A “light clock” will appear to run different for observers moving at different relative speeds, but this is due to the constancy of the speed of light. Einstein’s law of special relativity governs how these time and distance transformations take place, but it means that the stationary and the moving parties age at different rates.
If you travel close to the speed of light, you experience a phenomenon known as time dilation. Your motion through space and your motion through time are related by the speed of light: the greater your motion through space, the less your motion through time. Imagine you had a destination that was 40 light years away, and you were able to travel at incredibly high speeds: over 99.9% the speed of light.
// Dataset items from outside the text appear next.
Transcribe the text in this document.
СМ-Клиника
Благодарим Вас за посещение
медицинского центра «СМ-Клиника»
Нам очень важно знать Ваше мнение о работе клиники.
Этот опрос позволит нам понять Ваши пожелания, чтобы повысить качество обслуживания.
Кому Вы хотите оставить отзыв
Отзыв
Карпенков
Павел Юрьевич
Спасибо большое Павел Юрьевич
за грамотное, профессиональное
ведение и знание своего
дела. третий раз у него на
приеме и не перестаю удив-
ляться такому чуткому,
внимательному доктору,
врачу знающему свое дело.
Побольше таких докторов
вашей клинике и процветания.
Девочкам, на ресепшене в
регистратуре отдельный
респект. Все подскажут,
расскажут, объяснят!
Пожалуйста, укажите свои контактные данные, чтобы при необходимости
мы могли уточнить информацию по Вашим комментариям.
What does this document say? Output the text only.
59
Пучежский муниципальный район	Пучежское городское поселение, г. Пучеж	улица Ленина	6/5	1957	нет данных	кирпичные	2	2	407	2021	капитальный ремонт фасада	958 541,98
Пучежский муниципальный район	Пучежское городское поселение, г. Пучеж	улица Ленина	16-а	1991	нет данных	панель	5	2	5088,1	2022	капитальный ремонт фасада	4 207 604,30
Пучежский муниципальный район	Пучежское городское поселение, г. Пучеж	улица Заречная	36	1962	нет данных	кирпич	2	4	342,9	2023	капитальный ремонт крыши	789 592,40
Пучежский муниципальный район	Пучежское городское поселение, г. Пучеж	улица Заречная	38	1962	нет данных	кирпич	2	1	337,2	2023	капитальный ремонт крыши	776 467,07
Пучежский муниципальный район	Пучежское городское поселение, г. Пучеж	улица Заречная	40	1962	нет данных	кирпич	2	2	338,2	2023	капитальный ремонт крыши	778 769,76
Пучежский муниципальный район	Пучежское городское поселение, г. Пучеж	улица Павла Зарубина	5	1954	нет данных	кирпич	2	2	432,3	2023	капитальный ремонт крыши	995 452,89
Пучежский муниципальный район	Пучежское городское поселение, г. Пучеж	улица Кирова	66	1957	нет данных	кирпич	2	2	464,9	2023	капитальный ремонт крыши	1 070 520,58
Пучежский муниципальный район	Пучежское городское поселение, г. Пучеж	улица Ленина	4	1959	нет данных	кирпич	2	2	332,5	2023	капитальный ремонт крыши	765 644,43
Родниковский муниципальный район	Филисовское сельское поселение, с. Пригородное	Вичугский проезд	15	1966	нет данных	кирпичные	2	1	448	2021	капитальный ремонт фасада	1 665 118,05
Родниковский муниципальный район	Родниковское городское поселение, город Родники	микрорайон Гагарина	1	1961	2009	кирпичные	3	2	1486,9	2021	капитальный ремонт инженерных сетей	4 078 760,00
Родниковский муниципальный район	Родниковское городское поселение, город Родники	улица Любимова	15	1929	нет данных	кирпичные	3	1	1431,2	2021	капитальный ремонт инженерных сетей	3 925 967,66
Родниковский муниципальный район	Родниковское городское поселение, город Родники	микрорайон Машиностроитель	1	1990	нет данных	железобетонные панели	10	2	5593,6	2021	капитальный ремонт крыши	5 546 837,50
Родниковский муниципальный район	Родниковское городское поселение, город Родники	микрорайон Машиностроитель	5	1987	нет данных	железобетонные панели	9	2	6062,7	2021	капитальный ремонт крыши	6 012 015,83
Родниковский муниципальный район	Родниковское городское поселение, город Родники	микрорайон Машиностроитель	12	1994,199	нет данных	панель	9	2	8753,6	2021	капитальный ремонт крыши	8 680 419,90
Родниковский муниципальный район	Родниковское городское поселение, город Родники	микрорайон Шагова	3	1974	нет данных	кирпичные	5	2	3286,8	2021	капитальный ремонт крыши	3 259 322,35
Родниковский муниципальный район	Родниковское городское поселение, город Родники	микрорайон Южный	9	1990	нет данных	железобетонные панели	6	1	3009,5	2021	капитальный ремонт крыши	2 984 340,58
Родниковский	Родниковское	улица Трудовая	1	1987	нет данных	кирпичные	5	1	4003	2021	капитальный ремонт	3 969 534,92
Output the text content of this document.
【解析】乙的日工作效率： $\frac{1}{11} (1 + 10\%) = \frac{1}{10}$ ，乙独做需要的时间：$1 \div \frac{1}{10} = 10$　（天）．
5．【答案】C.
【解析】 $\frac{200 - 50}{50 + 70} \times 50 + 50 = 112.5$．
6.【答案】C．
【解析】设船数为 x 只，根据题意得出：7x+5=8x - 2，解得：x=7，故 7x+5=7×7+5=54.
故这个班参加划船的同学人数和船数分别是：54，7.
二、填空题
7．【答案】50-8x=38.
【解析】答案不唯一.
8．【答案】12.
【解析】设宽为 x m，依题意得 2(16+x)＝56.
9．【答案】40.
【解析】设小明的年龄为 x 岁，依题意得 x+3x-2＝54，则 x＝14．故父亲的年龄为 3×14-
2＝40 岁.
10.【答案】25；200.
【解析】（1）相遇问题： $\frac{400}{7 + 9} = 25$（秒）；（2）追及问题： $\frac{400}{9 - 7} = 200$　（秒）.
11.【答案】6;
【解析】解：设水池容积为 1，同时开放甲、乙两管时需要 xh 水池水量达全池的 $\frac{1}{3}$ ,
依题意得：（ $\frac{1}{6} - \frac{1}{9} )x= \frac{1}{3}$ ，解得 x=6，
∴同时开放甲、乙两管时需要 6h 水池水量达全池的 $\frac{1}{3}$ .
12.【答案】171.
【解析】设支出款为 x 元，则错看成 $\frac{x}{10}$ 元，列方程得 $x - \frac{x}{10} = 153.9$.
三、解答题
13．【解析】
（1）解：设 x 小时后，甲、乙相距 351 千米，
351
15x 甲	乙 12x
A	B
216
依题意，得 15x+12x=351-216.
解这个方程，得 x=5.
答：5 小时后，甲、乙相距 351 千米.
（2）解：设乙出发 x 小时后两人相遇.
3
If you got into a spaceship and traveled very close to the speed of light towards that star, then stopped, turned around, and returned back to Earth, you’d find something odd.
Due to time dilation and length contraction, you might reach your destination in only a year, and then come back in just another year. But back on Earth, 82 years would have passed. Everyone you know would have aged tremendously. This is the standard way time travel physically works: it takes you into the future, with the amount of travel forward in time dependent only on your motion through space.
Is time travel possible? With a large enough wormhole, such as one created by a supermassive black hole connected to its negative mass/energy counterpart, it just might be.